Once regarded as food for the poor, sardine these days command quite a high price. In fact, canned sardine of premium brand Ayam brand sardine (425g) can fetch the price of RM8.50 to RM10.50.

Introduction of GST last year saw canned food, including sardines being charged with GST of 6%.

This became a cannon-fodder for anti-GST movement as fresh lobster is not charged with GST.

Anti-GST movement used this as an evidence of an uncaring government that tax the poor (ie sardine) to feed the rich (ie lobster).

The truth is far from the accusation.

The lack of understanding the GST law made it easy to manipulate people who are not aware of the law.

Fresh lobsters are not charged with GST. As lobsters are usually sold unprocessed, it is not charged with GST. But cooked lobster at restaurants are levied with GST, which is a fact usually not shared by anti-GST campaigners.

This usually infuriates the mass who do not understand the distinction.

Sardines are usually sold processed and in canned forms. As these are processed, GST is applicable. Despite 6% GST replaced 10% SST, the price did not go down.

Fresh sardines which are sold at supermarkets and fish markets do not attract GST as these are considered as fresh supplies. At RM8.99 per kilogramme, it is far cheaper than the RM8.50 for 425g canned sardine. Yet, anti-GST campaigners do not promote this fact as it is very unfavourable to their cause.

So what is the real issue with sardine?

It is the lack of information and lack of understanding.

Knowledge is power. Understanding is key to the power. Have both, you will find way to be able to look pass the fog of war in front of you.

PS: price of goods did not go down for most goods due to the following reasons:

1. Weakening of RM/strengthening of USD post implementation of GST. These goods are usually sold in USD in the international market, which resulted in the goods to be affected by currency fluctuations.

2. Scarcity of resources.
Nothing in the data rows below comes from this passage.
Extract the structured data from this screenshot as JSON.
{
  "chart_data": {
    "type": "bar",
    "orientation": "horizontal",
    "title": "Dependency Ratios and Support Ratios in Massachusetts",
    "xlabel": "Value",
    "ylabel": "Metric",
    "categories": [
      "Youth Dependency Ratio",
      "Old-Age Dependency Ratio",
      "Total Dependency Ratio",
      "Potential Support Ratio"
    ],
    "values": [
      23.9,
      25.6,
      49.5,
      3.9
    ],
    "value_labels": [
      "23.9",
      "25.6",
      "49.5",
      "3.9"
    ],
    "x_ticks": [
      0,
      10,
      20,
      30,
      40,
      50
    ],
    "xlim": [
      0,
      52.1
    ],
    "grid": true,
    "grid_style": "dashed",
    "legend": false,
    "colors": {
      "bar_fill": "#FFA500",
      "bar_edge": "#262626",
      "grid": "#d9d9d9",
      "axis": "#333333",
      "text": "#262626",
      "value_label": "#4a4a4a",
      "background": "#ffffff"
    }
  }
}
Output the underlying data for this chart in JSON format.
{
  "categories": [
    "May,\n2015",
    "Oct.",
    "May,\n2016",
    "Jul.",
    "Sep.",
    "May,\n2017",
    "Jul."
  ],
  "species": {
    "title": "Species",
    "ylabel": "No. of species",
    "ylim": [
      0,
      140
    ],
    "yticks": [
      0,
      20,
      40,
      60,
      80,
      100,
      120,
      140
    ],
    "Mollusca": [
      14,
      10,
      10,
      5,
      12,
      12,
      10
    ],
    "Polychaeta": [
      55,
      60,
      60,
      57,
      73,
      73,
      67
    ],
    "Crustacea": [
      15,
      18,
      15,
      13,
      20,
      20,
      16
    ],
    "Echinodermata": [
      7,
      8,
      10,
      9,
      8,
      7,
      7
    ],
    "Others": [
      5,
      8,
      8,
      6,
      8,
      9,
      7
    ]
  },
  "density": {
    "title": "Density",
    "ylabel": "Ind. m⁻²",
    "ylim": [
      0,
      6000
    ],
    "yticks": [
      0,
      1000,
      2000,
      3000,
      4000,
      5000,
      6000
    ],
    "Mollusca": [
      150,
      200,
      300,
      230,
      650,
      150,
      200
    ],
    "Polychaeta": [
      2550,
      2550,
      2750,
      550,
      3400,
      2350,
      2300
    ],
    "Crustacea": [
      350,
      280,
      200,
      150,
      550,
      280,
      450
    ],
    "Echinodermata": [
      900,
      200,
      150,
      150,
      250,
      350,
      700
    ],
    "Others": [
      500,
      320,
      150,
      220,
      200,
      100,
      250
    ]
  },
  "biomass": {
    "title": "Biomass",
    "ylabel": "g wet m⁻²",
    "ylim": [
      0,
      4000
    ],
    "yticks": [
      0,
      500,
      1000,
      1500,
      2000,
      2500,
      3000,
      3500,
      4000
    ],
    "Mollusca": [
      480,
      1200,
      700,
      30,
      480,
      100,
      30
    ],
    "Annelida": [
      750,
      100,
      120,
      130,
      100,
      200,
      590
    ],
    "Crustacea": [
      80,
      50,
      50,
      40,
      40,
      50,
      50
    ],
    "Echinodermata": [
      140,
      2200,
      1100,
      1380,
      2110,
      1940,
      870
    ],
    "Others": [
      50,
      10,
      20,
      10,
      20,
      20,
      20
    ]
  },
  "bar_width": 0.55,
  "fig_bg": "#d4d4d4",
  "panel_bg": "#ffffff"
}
There is a research years ago on food production versus human population. Human population is expected to grow exponentially while food production is expected to grow proportionally. It means human population grows faster than food production. 

Therefore, food becomes scarce. This is worsened by fact that a very small segment of society (5%) that controls nearly 80% of global wealth.

3. Profiteering by businesses. Yes, we still have profiteering in our society. Profiteers would blame the government that the price of goods had increased. Last year, I had thought this would be resolved within 6 months. But I was wrong. With a very small enforcement team, the government needs at least another year or two. Using UK as an example, they needed 2 full years before enforcement of VAT managed to minimise both tax evasion and profiteering.

PS - as mentioned by good friend, Maurice Jerasi, thankfully the anti-GST proponents did not use cow as an example.